Region: | Western philosophy |
Era: | 21st-century philosophy |
Charlotte Werndl | |
Institutions: | University of Salzburg |
Main Interests: | philosophy of science |
Thesis Title: | Philosophical aspects of chaos: definitions in mathematics, unpredictability, and the observational equivalence of deterministic and indeterministic descriptions |
Thesis Url: | https://www.repository.cam.ac.uk/handle/1810/226754 |
Thesis Year: | 2010 |
Doctoral Advisor: | Jeremy Butterfield |
Education: | University of Cambridge (PhD) |
Awards: | Cushing Memorial Prize in History and Philosophy of Physics |
Website: | http://charlottewerndl.net/index.html |
Charlotte Werndl is an Austrian philosopher. She holds a chair in logic and philosophy of science at the University of Salzburg and a visiting professorship at the London School of Economics. Werndl is known for her works on philosophy of science and is a winner of Cushing Memorial Prize in History and Philosophy of Physics (2011).[1] [2]

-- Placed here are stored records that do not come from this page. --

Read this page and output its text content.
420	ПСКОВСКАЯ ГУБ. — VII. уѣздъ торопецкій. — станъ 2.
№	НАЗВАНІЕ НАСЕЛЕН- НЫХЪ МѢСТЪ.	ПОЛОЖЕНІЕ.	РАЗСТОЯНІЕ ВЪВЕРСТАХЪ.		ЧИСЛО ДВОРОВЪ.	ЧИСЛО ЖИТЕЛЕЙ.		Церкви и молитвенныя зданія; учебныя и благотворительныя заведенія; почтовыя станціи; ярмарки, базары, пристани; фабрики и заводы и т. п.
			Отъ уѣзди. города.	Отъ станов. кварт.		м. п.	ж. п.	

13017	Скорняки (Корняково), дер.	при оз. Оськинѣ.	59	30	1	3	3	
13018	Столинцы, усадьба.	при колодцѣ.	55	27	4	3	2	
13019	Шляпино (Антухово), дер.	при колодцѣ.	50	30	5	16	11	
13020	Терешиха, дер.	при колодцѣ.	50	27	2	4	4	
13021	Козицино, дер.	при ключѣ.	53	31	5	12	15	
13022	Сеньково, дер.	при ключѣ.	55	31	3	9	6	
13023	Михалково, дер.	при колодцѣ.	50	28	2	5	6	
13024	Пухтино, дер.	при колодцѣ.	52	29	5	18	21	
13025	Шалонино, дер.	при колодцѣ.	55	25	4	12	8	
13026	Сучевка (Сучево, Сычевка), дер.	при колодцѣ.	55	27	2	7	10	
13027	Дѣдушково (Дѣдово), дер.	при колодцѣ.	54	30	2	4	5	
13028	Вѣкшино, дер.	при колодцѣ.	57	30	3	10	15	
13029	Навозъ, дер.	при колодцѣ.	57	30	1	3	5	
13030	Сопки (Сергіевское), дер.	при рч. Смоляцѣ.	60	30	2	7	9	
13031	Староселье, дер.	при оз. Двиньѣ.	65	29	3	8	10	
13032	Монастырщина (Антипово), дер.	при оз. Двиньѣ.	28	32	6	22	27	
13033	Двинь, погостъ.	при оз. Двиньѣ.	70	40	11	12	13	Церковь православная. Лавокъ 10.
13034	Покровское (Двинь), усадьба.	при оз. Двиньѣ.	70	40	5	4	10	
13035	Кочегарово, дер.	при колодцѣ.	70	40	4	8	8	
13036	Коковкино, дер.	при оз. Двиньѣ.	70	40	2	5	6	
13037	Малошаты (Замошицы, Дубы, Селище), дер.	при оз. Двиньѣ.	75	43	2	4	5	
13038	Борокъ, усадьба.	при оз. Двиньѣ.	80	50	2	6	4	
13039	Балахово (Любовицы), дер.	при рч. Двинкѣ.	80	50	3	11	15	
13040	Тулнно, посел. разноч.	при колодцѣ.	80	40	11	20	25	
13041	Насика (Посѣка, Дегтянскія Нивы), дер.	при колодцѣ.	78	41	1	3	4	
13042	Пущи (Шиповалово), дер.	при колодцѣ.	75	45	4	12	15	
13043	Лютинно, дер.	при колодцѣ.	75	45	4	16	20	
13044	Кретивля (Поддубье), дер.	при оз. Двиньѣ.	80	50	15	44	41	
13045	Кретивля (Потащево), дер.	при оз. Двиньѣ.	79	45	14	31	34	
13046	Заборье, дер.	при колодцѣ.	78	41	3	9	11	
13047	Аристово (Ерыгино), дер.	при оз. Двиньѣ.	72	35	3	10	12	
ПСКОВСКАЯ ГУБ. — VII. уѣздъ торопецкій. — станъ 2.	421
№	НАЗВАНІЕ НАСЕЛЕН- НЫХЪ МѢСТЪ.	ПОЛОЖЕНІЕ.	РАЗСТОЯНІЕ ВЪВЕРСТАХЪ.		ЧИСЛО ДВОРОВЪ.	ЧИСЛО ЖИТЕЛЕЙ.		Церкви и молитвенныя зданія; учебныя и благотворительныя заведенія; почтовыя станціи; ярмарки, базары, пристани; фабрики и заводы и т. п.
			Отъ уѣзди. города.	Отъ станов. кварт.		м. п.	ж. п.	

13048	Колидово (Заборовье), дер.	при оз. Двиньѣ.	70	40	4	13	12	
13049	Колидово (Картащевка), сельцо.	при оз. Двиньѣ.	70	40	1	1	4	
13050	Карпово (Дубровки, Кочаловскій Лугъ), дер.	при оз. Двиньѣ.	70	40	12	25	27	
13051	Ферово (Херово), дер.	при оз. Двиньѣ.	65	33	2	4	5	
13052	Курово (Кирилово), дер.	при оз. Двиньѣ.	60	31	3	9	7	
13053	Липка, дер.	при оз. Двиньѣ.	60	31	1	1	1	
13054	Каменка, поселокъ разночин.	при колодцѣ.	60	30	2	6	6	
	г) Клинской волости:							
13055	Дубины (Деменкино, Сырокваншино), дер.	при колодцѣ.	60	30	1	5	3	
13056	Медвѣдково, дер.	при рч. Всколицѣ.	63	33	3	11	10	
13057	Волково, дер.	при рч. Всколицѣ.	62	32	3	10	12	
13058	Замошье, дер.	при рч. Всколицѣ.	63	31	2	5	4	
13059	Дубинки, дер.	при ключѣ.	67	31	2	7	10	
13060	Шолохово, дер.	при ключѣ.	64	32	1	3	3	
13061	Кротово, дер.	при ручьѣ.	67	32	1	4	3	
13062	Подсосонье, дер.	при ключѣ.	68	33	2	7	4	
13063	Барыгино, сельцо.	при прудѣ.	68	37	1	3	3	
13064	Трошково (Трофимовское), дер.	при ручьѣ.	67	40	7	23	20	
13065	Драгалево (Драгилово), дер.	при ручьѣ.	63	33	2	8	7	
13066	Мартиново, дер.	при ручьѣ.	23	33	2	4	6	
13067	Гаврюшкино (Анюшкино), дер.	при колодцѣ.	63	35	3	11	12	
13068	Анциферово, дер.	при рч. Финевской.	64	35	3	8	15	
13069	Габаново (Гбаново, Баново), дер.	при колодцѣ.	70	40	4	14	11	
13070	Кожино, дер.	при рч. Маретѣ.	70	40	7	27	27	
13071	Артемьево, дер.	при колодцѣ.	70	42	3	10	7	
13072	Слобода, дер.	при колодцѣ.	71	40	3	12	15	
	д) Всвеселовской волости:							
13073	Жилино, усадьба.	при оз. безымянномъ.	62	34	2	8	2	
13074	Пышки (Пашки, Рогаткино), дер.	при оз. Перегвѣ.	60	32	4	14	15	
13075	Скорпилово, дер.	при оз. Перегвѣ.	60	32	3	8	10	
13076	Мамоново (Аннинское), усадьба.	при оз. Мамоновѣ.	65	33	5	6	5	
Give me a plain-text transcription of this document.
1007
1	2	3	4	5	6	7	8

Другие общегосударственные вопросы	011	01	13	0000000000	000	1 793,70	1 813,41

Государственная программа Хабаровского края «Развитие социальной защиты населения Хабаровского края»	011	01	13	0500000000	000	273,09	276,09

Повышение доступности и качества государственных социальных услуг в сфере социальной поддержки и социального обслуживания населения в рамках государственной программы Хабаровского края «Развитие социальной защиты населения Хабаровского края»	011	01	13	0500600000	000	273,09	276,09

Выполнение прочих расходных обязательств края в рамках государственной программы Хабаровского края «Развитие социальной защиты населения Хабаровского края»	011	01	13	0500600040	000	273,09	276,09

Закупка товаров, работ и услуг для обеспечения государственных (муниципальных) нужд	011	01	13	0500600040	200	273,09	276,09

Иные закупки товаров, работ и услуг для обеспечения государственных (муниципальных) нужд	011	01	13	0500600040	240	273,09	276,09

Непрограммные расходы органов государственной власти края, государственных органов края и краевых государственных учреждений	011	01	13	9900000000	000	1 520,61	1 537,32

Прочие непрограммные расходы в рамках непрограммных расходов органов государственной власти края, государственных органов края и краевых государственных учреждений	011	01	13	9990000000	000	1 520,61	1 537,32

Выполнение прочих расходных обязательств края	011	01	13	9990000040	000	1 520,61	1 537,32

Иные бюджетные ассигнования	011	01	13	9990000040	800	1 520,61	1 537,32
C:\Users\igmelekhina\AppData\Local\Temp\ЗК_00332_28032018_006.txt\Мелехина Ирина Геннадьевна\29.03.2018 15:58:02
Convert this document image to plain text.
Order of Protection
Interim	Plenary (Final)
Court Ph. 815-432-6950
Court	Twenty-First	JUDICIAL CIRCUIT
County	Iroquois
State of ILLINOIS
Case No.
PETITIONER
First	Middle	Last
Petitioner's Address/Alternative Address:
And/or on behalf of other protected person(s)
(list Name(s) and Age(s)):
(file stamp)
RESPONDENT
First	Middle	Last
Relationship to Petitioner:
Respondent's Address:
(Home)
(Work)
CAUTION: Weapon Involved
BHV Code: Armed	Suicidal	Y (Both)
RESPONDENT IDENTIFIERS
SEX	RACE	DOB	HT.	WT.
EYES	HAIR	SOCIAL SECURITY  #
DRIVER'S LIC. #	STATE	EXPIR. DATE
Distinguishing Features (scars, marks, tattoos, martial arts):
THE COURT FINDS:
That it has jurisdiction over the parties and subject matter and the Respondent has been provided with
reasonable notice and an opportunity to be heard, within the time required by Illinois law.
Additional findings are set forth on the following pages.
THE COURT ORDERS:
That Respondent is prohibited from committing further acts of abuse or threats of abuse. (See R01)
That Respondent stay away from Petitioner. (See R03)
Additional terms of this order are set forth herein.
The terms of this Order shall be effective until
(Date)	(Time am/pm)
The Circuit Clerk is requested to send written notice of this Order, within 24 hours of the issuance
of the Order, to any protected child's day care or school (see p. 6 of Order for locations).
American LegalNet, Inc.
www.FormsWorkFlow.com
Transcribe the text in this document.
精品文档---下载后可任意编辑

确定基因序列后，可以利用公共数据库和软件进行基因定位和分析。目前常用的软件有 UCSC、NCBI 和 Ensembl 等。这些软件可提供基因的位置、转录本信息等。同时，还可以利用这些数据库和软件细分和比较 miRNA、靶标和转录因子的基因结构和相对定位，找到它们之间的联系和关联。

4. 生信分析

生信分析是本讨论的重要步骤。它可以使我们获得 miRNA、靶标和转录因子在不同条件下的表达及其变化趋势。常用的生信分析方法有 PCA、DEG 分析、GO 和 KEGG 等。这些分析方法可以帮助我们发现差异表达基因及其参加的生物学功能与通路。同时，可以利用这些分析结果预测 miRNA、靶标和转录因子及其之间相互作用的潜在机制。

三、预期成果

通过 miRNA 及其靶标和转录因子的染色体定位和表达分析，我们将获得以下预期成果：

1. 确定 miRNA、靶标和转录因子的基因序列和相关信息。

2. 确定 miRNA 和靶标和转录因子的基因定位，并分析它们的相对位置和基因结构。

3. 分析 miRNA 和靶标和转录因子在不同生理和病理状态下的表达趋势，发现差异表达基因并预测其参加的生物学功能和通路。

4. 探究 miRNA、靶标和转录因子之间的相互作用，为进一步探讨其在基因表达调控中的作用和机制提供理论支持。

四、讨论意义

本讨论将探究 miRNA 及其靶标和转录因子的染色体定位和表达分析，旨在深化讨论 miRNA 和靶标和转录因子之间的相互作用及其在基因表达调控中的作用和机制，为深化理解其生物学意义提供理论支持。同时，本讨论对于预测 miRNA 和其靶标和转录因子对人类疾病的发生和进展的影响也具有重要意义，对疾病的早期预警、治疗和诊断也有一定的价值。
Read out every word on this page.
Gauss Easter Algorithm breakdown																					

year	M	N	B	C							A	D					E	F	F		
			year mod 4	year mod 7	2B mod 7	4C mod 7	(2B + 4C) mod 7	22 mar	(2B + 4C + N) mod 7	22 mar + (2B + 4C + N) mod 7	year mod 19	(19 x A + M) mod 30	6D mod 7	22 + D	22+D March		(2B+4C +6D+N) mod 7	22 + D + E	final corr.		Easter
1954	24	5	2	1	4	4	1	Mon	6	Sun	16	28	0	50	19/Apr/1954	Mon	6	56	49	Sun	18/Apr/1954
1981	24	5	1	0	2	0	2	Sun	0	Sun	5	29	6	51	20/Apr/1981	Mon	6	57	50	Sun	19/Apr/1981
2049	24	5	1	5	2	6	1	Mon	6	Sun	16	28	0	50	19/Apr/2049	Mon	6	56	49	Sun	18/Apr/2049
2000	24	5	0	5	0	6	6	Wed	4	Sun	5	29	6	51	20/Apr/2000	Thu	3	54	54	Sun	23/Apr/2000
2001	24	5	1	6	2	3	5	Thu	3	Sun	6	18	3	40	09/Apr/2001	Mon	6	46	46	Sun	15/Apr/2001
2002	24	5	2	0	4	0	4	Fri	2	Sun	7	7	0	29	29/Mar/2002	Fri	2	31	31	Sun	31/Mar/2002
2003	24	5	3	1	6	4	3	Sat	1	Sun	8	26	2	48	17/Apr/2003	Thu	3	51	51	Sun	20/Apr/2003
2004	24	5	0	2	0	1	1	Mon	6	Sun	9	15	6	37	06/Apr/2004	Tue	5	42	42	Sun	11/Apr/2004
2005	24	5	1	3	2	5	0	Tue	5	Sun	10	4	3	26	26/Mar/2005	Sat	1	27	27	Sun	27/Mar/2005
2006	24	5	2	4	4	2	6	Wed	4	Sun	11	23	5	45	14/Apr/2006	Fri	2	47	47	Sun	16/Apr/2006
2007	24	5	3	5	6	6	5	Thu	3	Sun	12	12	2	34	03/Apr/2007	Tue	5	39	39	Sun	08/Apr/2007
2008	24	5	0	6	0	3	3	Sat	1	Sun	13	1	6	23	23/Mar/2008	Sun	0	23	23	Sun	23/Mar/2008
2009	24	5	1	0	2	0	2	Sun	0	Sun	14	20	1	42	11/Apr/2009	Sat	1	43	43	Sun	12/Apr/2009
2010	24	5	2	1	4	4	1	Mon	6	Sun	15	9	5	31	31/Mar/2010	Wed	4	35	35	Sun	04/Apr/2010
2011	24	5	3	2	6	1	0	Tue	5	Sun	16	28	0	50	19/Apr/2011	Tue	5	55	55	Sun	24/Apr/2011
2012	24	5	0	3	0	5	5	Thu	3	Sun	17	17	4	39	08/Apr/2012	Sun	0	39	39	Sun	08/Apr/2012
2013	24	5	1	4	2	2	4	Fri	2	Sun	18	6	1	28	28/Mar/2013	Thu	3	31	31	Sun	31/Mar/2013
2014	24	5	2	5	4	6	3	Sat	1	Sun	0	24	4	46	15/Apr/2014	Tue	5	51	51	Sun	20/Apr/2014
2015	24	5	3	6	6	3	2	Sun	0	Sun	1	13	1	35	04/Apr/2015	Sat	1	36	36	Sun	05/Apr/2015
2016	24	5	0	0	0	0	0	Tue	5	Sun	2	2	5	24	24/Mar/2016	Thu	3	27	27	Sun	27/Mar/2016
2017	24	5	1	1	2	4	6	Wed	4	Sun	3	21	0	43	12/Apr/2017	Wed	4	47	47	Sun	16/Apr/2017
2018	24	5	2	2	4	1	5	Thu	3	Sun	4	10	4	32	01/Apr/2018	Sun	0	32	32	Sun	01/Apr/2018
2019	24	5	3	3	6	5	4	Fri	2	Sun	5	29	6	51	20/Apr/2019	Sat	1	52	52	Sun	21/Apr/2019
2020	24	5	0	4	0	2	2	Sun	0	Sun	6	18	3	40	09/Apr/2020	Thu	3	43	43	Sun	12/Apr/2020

Werndl received her doctoral degree from the University of Cambridge. Before teaching at the University of Salzburg, she was an associate professor at the London School of Economics. Previously, she was a junior research fellow at the Queen's College, University of Oxford.
She is an editor of the Review of Symbolic Logic and an associate editor of Philosophy of Science. She is also a member of the council of the DLMPST (International Union of History and Philosophy of Science).[3]
In 2021, she was elected member of the Academia Europaea.[4]